There’s some pee you pants funny stuff here, starting with opening number “Cabin In The Woods” sung from a car last used in “Grease.” Josh Eads-Brown appears in a scary three day beard as the kindly Redneck guide Good Old Reliable Jake, and there’s even a talking moose. Professor Annie (Jillian Gizzi) tries to fend off the demons, and when she fails she pours out her heart and arteries by singing “All The Men In My Life Keep Getting Killed.” Zepf is manically gleeful as he cuts off his hand and a few possessed heads while declaiming “It’s not as bad as it looks” with blood dripping off his shirt. Jake fires back: “How the hell can this NOT be as bad as it looks?” Its comedy gold.

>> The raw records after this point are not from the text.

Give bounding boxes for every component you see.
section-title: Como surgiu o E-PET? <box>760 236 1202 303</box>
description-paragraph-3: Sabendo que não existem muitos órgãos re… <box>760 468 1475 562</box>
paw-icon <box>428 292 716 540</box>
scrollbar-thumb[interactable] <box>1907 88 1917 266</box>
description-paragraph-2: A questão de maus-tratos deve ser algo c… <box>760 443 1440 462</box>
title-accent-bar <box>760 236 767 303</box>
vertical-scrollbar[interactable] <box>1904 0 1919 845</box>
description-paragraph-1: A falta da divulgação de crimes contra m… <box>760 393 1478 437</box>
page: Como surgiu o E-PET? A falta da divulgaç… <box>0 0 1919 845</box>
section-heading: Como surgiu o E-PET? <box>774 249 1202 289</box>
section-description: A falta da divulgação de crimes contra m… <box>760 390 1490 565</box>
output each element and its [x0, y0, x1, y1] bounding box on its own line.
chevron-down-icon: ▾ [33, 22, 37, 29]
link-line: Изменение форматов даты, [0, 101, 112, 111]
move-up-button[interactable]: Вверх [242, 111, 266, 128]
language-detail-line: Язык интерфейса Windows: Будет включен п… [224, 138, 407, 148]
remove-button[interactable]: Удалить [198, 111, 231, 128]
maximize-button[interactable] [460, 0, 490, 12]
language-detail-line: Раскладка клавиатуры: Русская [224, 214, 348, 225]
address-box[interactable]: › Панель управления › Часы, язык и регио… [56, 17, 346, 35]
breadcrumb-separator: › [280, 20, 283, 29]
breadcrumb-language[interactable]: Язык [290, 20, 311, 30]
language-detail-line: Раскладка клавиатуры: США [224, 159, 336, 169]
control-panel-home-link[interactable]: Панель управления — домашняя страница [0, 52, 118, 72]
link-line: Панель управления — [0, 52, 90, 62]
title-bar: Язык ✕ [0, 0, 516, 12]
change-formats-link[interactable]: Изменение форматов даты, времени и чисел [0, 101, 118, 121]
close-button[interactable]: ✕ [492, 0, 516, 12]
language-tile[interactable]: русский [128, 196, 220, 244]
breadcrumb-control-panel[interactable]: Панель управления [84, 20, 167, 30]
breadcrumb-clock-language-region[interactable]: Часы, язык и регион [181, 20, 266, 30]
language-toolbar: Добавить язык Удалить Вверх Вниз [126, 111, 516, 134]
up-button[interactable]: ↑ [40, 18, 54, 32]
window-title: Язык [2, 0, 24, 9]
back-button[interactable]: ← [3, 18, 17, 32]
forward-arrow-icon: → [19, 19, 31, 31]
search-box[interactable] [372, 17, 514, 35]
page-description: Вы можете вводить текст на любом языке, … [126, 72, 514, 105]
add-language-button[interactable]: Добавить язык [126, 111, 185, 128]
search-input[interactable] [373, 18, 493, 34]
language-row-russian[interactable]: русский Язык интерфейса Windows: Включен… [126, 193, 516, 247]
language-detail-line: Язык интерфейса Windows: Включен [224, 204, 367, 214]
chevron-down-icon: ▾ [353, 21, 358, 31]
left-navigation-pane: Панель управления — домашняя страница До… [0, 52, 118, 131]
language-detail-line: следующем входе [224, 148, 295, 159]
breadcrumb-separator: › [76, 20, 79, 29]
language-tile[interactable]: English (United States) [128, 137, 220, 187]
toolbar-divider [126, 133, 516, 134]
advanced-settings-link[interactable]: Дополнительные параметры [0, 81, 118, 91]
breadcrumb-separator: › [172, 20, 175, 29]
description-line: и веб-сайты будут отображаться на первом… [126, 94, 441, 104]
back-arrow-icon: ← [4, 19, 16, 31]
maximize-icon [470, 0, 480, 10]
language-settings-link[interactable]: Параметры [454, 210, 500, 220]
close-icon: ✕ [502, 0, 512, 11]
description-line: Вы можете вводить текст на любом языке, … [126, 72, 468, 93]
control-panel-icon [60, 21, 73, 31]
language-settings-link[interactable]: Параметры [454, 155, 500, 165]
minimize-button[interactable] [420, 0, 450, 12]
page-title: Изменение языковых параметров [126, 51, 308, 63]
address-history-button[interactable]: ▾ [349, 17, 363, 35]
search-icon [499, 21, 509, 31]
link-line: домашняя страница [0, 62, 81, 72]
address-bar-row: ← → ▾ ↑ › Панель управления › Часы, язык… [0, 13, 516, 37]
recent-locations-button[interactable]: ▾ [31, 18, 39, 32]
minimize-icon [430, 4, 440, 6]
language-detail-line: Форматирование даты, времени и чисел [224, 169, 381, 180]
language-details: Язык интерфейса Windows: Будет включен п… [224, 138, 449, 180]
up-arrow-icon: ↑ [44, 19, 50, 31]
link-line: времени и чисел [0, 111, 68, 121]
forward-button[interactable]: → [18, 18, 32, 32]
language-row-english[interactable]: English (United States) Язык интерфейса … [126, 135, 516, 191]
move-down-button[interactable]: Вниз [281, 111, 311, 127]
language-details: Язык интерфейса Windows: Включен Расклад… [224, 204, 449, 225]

Directorial duties are widely shared here; Steve MacKinnon who is better known for his musical work gets the top credit with Spenser Crosswell claiming musical direction and Amanda Warren choreography. Frank Hilgenberg and Tim DeBaun each did some direction as well, so this looks like a real team effort. The dialog rocks, the music campy and bubbly, and the comedic timing razor sharp. All that’s missing is a full kick line at the end and a hose down for the audience and crew. Even if you hate gore and horror, you’ll love this fearsome production.